Managing Director Go-Pay Budi Gandasoebrata menjawab normatif ihwal ditanya alasan Go-Jek mengenakan biaya isi ulang. “Ini juga untuk mendukung Gerakan Nasional Non Tunai dan keuangan inklusif, sekaligus menjadikan Go-Pay sebagai jembatan yang menghubungkan bank dengan underserved market dalam membantu meningkatkan kesejahteraan masyarakat,” katanya kepada Tirto.
Namun dari kacamata bisnis, ditetapkannya biaya isi ulang itu juga bisa jadi pertanda bahwa Go-Pay mulai mengurangi strategi ‘bakar uang’—yang umumnya dilakukan para perusahaan rintisan dalam menarik konsumen. Sejak awal berdiri hingga sekarang, Go-Jek sudah diguyur dana hingga $2,1 miliar. Pendanaan terakhir terjadi pada 12 Februari 2018 dengan Tencent Holdings sebagai Lead Investor, nilainya sekitar $1,5 miliar.
“Mengurangi bakar uang mungkin, tapi kalau mengejar BEP kelihatannya belum. Saya lebih melihat ini untuk implementasi model bisnis,” kata M. Andy Zaky dari Masyarakat Industri Kreatif Teknologi Informasi dan Informasi Indonesia kepada Tirto.
Menurut Zaky, Go-Jek saat ini lebih terlihat sebagai perusahaan yang mengejar valuasi ketimbang profit. Ia tidak bisa menebak kapan perusahaan ini mulai meraup keuntungan, dan berhenti melakukan strategi ‘bakar uang’.
Di sisi lain, penetapan biaya isi ulang saldo Go-Pay tersebut juga sesuai dengan ketentuan dari Bank Indonesia, yakni Peraturan Anggota Dewan Gubernur No.19/10/PADG/2017 tentang Gerbang Pembayaran Nasional, yang berlaku sejak September 2017.

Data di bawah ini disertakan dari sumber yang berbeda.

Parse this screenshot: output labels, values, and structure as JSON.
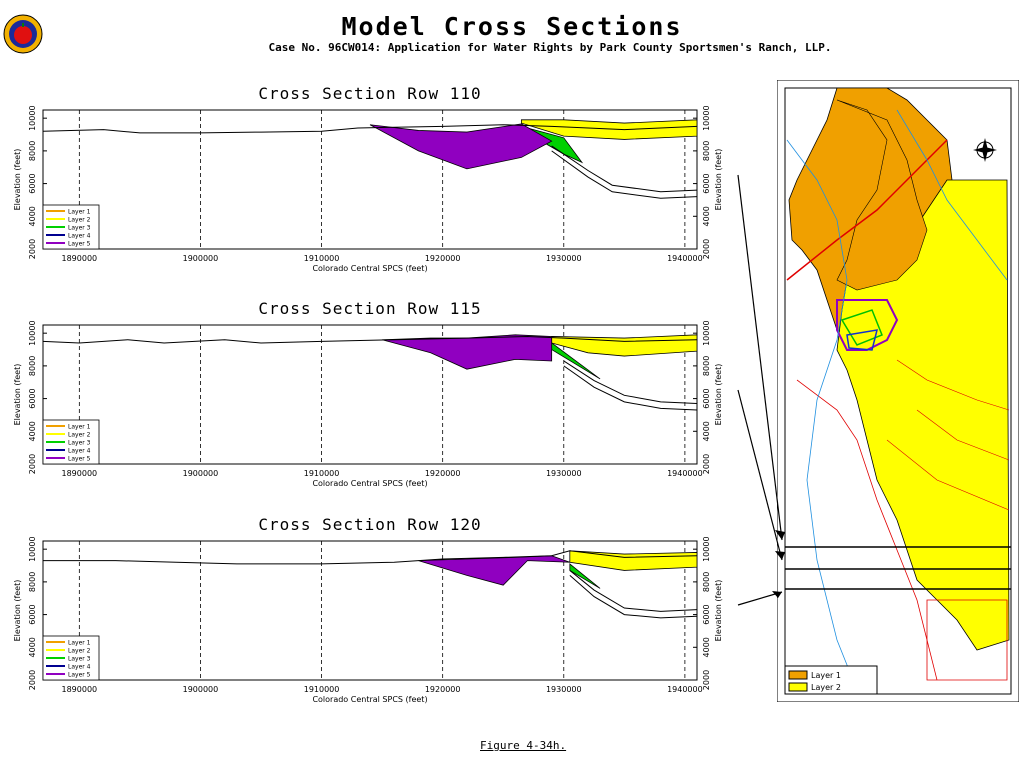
{
  "page": {
    "title": "Model Cross Sections",
    "subtitle": "Case No. 96CW014: Application for Water Rights by Park County Sportsmen's Ranch, LLP.",
    "caption": "Figure 4-34h."
  },
  "chart_data": [
    {
      "type": "area",
      "title": "Cross Section Row 110",
      "xlabel": "Colorado Central SPCS (feet)",
      "ylabel": "Elevation (feet)",
      "ylabel_right": "Elevation (feet)",
      "xlim": [
        1887000,
        1941000
      ],
      "ylim": [
        2000,
        10500
      ],
      "x_ticks": [
        1890000,
        1900000,
        1910000,
        1920000,
        1930000,
        1940000
      ],
      "y_ticks": [
        2000,
        4000,
        6000,
        8000,
        10000
      ],
      "legend": [
        "Layer 1",
        "Layer 2",
        "Layer 3",
        "Layer 4",
        "Layer 5"
      ],
      "legend_position": "lower-left",
      "colors": {
        "Layer 1": "#f0a000",
        "Layer 2": "#ffff00",
        "Layer 3": "#00d000",
        "Layer 4": "#000090",
        "Layer 5": "#9000c0"
      },
      "surface": [
        [
          1887000,
          9200
        ],
        [
          1892000,
          9300
        ],
        [
          1895000,
          9100
        ],
        [
          1900000,
          9100
        ],
        [
          1905000,
          9150
        ],
        [
          1910000,
          9200
        ],
        [
          1913000,
          9400
        ],
        [
          1920000,
          9500
        ],
        [
          1925000,
          9600
        ],
        [
          1929000,
          9500
        ],
        [
          1935000,
          9300
        ],
        [
          1941000,
          9500
        ]
      ],
      "layer5": {
        "top": [
          [
            1914000,
            9600
          ],
          [
            1918000,
            9250
          ],
          [
            1922000,
            9150
          ],
          [
            1926500,
            9650
          ],
          [
            1929000,
            8600
          ]
        ],
        "bottom": [
          [
            1914000,
            9600
          ],
          [
            1918000,
            8000
          ],
          [
            1922000,
            6900
          ],
          [
            1926500,
            7600
          ],
          [
            1929000,
            8600
          ]
        ]
      },
      "layer2": {
        "top": [
          [
            1926500,
            9900
          ],
          [
            1930000,
            9900
          ],
          [
            1935000,
            9700
          ],
          [
            1941000,
            9900
          ]
        ],
        "bottom": [
          [
            1926500,
            9700
          ],
          [
            1930000,
            8900
          ],
          [
            1935000,
            8700
          ],
          [
            1941000,
            8900
          ]
        ]
      },
      "layer3": {
        "top": [
          [
            1926500,
            9500
          ],
          [
            1930000,
            8800
          ],
          [
            1931500,
            7300
          ]
        ],
        "bottom": [
          [
            1926500,
            9300
          ],
          [
            1930000,
            7800
          ],
          [
            1931500,
            7300
          ]
        ]
      },
      "base": [
        [
          1929000,
          8300
        ],
        [
          1932000,
          6800
        ],
        [
          1934000,
          5900
        ],
        [
          1938000,
          5500
        ],
        [
          1941000,
          5600
        ]
      ],
      "base2": [
        [
          1929000,
          8000
        ],
        [
          1932000,
          6400
        ],
        [
          1934000,
          5500
        ],
        [
          1938000,
          5100
        ],
        [
          1941000,
          5200
        ]
      ]
    },
    {
      "type": "area",
      "title": "Cross Section Row 115",
      "xlabel": "Colorado Central SPCS (feet)",
      "ylabel": "Elevation (feet)",
      "ylabel_right": "Elevation (feet)",
      "xlim": [
        1887000,
        1941000
      ],
      "ylim": [
        2000,
        10500
      ],
      "x_ticks": [
        1890000,
        1900000,
        1910000,
        1920000,
        1930000,
        1940000
      ],
      "y_ticks": [
        2000,
        4000,
        6000,
        8000,
        10000
      ],
      "legend": [
        "Layer 1",
        "Layer 2",
        "Layer 3",
        "Layer 4",
        "Layer 5"
      ],
      "legend_position": "lower-left",
      "colors": {
        "Layer 1": "#f0a000",
        "Layer 2": "#ffff00",
        "Layer 3": "#00d000",
        "Layer 4": "#000090",
        "Layer 5": "#9000c0"
      },
      "surface": [
        [
          1887000,
          9500
        ],
        [
          1890000,
          9400
        ],
        [
          1894000,
          9600
        ],
        [
          1897000,
          9400
        ],
        [
          1902000,
          9600
        ],
        [
          1905000,
          9400
        ],
        [
          1910000,
          9500
        ],
        [
          1916000,
          9600
        ],
        [
          1922000,
          9700
        ],
        [
          1927000,
          9800
        ],
        [
          1930000,
          9700
        ],
        [
          1935000,
          9500
        ],
        [
          1941000,
          9600
        ]
      ],
      "layer5": {
        "top": [
          [
            1915000,
            9600
          ],
          [
            1919000,
            9700
          ],
          [
            1922000,
            9700
          ],
          [
            1926000,
            9900
          ],
          [
            1929000,
            9800
          ]
        ],
        "bottom": [
          [
            1915000,
            9600
          ],
          [
            1919000,
            8800
          ],
          [
            1922000,
            7800
          ],
          [
            1926000,
            8400
          ],
          [
            1929000,
            8300
          ]
        ]
      },
      "layer2": {
        "top": [
          [
            1929000,
            9800
          ],
          [
            1935000,
            9700
          ],
          [
            1941000,
            9900
          ]
        ],
        "bottom": [
          [
            1929000,
            9400
          ],
          [
            1932000,
            8800
          ],
          [
            1935000,
            8600
          ],
          [
            1941000,
            8900
          ]
        ]
      },
      "layer3": {
        "top": [
          [
            1929000,
            9400
          ],
          [
            1933000,
            7200
          ]
        ],
        "bottom": [
          [
            1929000,
            9000
          ],
          [
            1933000,
            7200
          ]
        ]
      },
      "base": [
        [
          1930000,
          8300
        ],
        [
          1932500,
          7100
        ],
        [
          1935000,
          6200
        ],
        [
          1938000,
          5800
        ],
        [
          1941000,
          5700
        ]
      ],
      "base2": [
        [
          1930000,
          8000
        ],
        [
          1932500,
          6700
        ],
        [
          1935000,
          5800
        ],
        [
          1938000,
          5400
        ],
        [
          1941000,
          5300
        ]
      ]
    },
    {
      "type": "area",
      "title": "Cross Section Row 120",
      "xlabel": "Colorado Central SPCS (feet)",
      "ylabel": "Elevation (feet)",
      "ylabel_right": "Elevation (feet)",
      "xlim": [
        1887000,
        1941000
      ],
      "ylim": [
        2000,
        10500
      ],
      "x_ticks": [
        1890000,
        1900000,
        1910000,
        1920000,
        1930000,
        1940000
      ],
      "y_ticks": [
        2000,
        4000,
        6000,
        8000,
        10000
      ],
      "legend": [
        "Layer 1",
        "Layer 2",
        "Layer 3",
        "Layer 4",
        "Layer 5"
      ],
      "legend_position": "lower-left",
      "colors": {
        "Layer 1": "#f0a000",
        "Layer 2": "#ffff00",
        "Layer 3": "#00d000",
        "Layer 4": "#000090",
        "Layer 5": "#9000c0"
      },
      "surface": [
        [
          1887000,
          9300
        ],
        [
          1893000,
          9300
        ],
        [
          1898000,
          9200
        ],
        [
          1903000,
          9100
        ],
        [
          1910000,
          9100
        ],
        [
          1916000,
          9200
        ],
        [
          1920000,
          9400
        ],
        [
          1925000,
          9500
        ],
        [
          1929000,
          9600
        ],
        [
          1930500,
          9900
        ],
        [
          1935000,
          9500
        ],
        [
          1941000,
          9600
        ]
      ],
      "layer5": {
        "top": [
          [
            1918000,
            9300
          ],
          [
            1922000,
            9400
          ],
          [
            1926000,
            9500
          ],
          [
            1929000,
            9600
          ],
          [
            1930500,
            9200
          ]
        ],
        "bottom": [
          [
            1918000,
            9300
          ],
          [
            1922000,
            8400
          ],
          [
            1925000,
            7800
          ],
          [
            1927000,
            9300
          ],
          [
            1930500,
            9200
          ]
        ]
      },
      "layer2": {
        "top": [
          [
            1930500,
            9900
          ],
          [
            1935000,
            9700
          ],
          [
            1941000,
            9800
          ]
        ],
        "bottom": [
          [
            1930500,
            9200
          ],
          [
            1935000,
            8700
          ],
          [
            1941000,
            8900
          ]
        ]
      },
      "layer3": {
        "top": [
          [
            1930500,
            9100
          ],
          [
            1933000,
            7600
          ]
        ],
        "bottom": [
          [
            1930500,
            8700
          ],
          [
            1933000,
            7600
          ]
        ]
      },
      "base": [
        [
          1930500,
          8700
        ],
        [
          1932500,
          7500
        ],
        [
          1935000,
          6400
        ],
        [
          1938000,
          6200
        ],
        [
          1941000,
          6300
        ]
      ],
      "base2": [
        [
          1930500,
          8400
        ],
        [
          1932500,
          7100
        ],
        [
          1935000,
          6000
        ],
        [
          1938000,
          5800
        ],
        [
          1941000,
          5900
        ]
      ]
    }
  ],
  "map": {
    "legend": [
      "Layer 1",
      "Layer 2"
    ],
    "legend_colors": [
      "#f0a000",
      "#ffff00"
    ]
  }
}
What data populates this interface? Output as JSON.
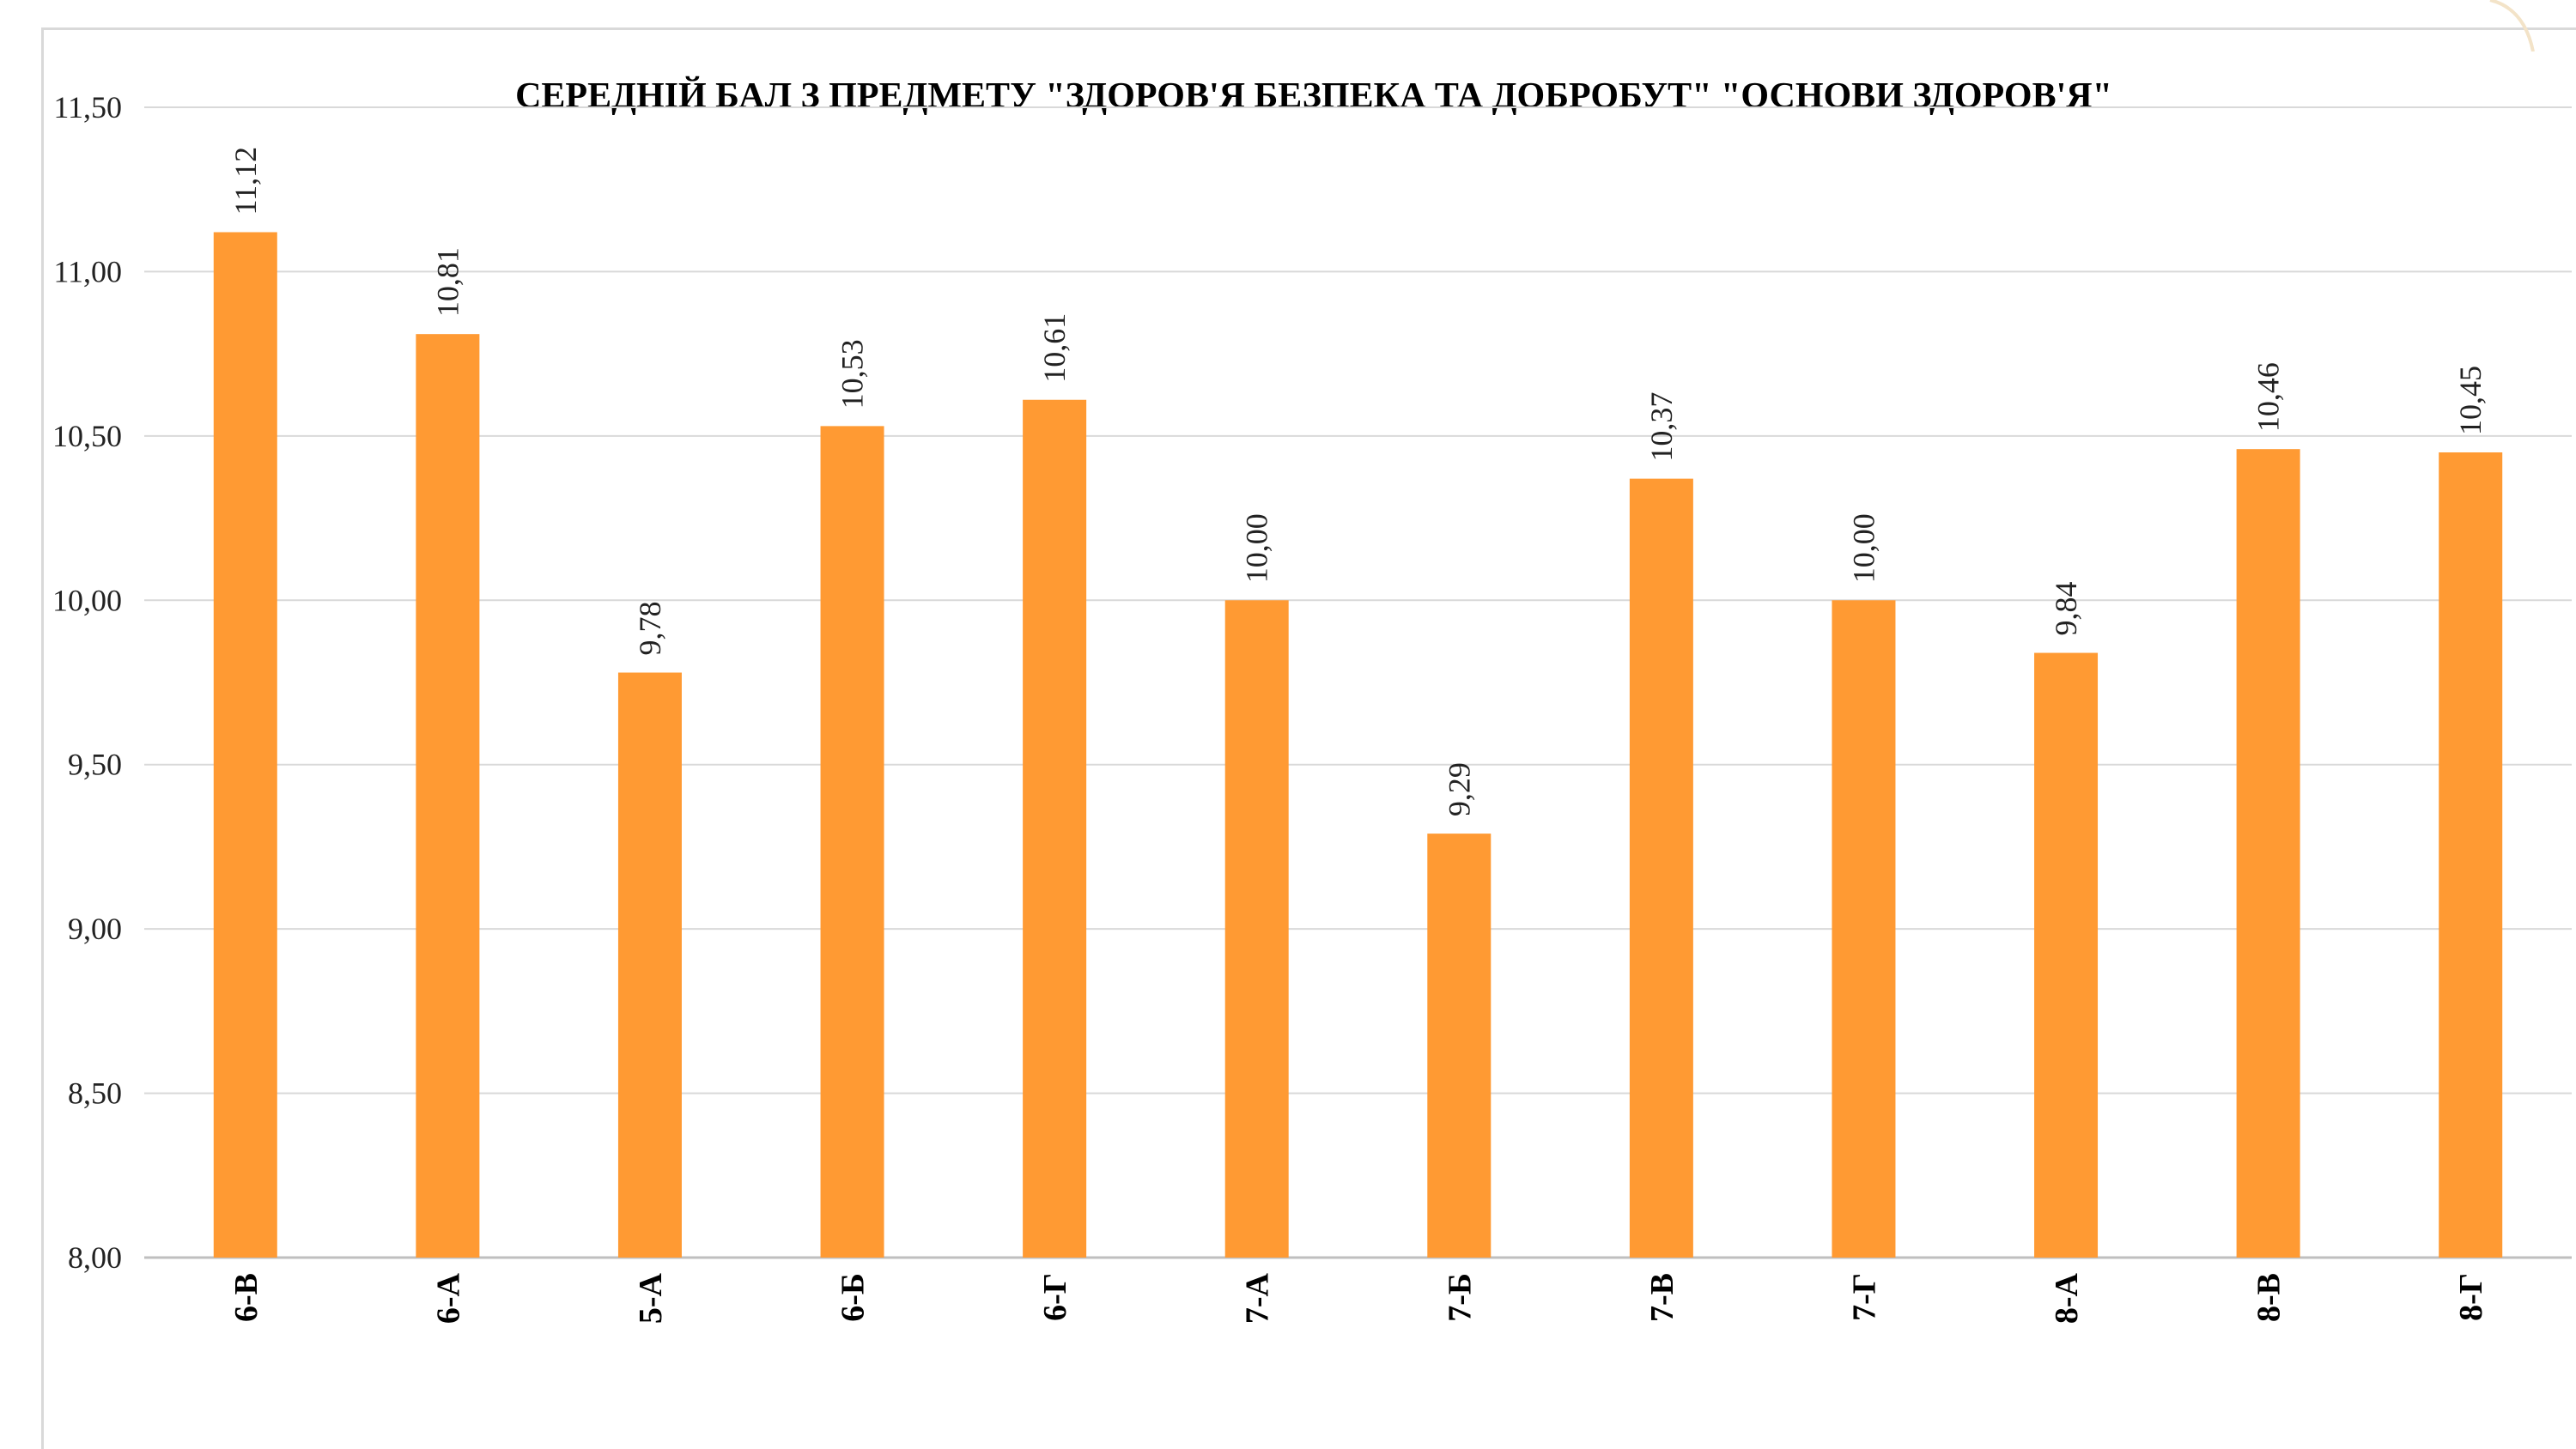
{
  "chart_data": {
    "type": "bar",
    "title": "СЕРЕДНІЙ БАЛ З ПРЕДМЕТУ \"ЗДОРОВ'Я БЕЗПЕКА ТА ДОБРОБУТ\" \"ОСНОВИ ЗДОРОВ'Я\"",
    "xlabel": "",
    "ylabel": "",
    "categories": [
      "6-В",
      "6-А",
      "5-А",
      "6-Б",
      "6-Г",
      "7-А",
      "7-Б",
      "7-В",
      "7-Г",
      "8-А",
      "8-В",
      "8-Г"
    ],
    "values": [
      11.12,
      10.81,
      9.78,
      10.53,
      10.61,
      10.0,
      9.29,
      10.37,
      10.0,
      9.84,
      10.46,
      10.45
    ],
    "value_labels": [
      "11,12",
      "10,81",
      "9,78",
      "10,53",
      "10,61",
      "10,00",
      "9,29",
      "10,37",
      "10,00",
      "9,84",
      "10,46",
      "10,45"
    ],
    "ylim": [
      8.0,
      11.5
    ],
    "yticks": [
      8.0,
      8.5,
      9.0,
      9.5,
      10.0,
      10.5,
      11.0,
      11.5
    ],
    "ytick_labels": [
      "8,00",
      "8,50",
      "9,00",
      "9,50",
      "10,00",
      "10,50",
      "11,00",
      "11,50"
    ],
    "grid": true,
    "legend": "none",
    "colors": {
      "bar": "#FF9A33",
      "grid": "#d9d9d9",
      "axis": "#bfbfbf"
    }
  }
}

Dengan ketentuan Bank Indonesia tersebut, tarif maksimum pengisian saldo uang elektronik dengan cara off us atau lintas kanal pembayaran dipatok Rp1.500. Sedangkan pengisian cara on us atau satu kanal, bisa gratis dan bisa juga bertarif maksimum Rp750.
Cara off us adalah pengisian ulang yang dilakukan melalui kanal pembayaran milik penerbit kartu berbeda atau melalui mitra. Sementara cara on us adalah isi ulang yang dilakukan melalui kanal pembayaran milik penerbit kartu.
Seberapa besar potensi dana yang diraih dari penarikan biaya isi ulang?
Mari berhitung. Pada 20 Desember 2017, Gojek mengungkapkan jumlah transaksi Go-Pay pada Oktober 2017 menyumbang sekitar 30 persen dari total transaksi uang elektronik, atau sebesar 31,34 juta transaksi dari total 104,47 juta transaksi uang elektronik.
Pada Oktober 2017, Nadiem mengklaim jumlah pengguna Go-Jek sudah mencapai 20 juta pengguna aktif. Dari total jumlah pengguna aktif tersebut, 55 persen atau 11 juta pengguna telah menggunakan Go-Pay. Dengan asumsi, dari 11 juta pengguna Go-Pay itu telah menghasilkan 31,34 juta transaksi per bulan. Dengan kata lain, setiap satu pengguna Go-Pay sedikitnya melakukan transaksi sebanyak tiga kali per bulan.
Untuk memenuhi tiga kali transaksi per bulan, maka pengguna Go-Pay harus melakukan isi ulang saldo sedikitnya 1 kali per bulan. Apabila 11 juta pengguna dikenakan biaya top up sebesar Rp1.000 per transaksi, maka biaya transaksi isi ulang Go-Pay mencapai Rp11 miliar per bulan.
Namun, angka ini hanya sebatas perkiraan, mengingat banyak faktor yang dapat memengaruhinya, di antaranya adalah adanya tiga cara yang bisa dipilih masing-masing pengguna Go-Pay ketika melakukan top up. Selain itu, total nilai biaya isi ulang Go-Pay juga bisa jadi lebih besar dari itu mengingat pertumbuhan transaksi Go-Pay pada 2017 tumbuh 25 persen setiap bulan. Bahkan, nilai nominal top up para pengguna juga meningkat 15 persen setiap bulan.
Adanya pengenaan biaya isi ulang saldo Go-Pay kepada pelanggan bisa jadi mengurangi beban Go-Jek dalam mencari pangsa pasarnya. Ini secara langsung bisa menekan strategi "bakar uang" ala Go-Jek.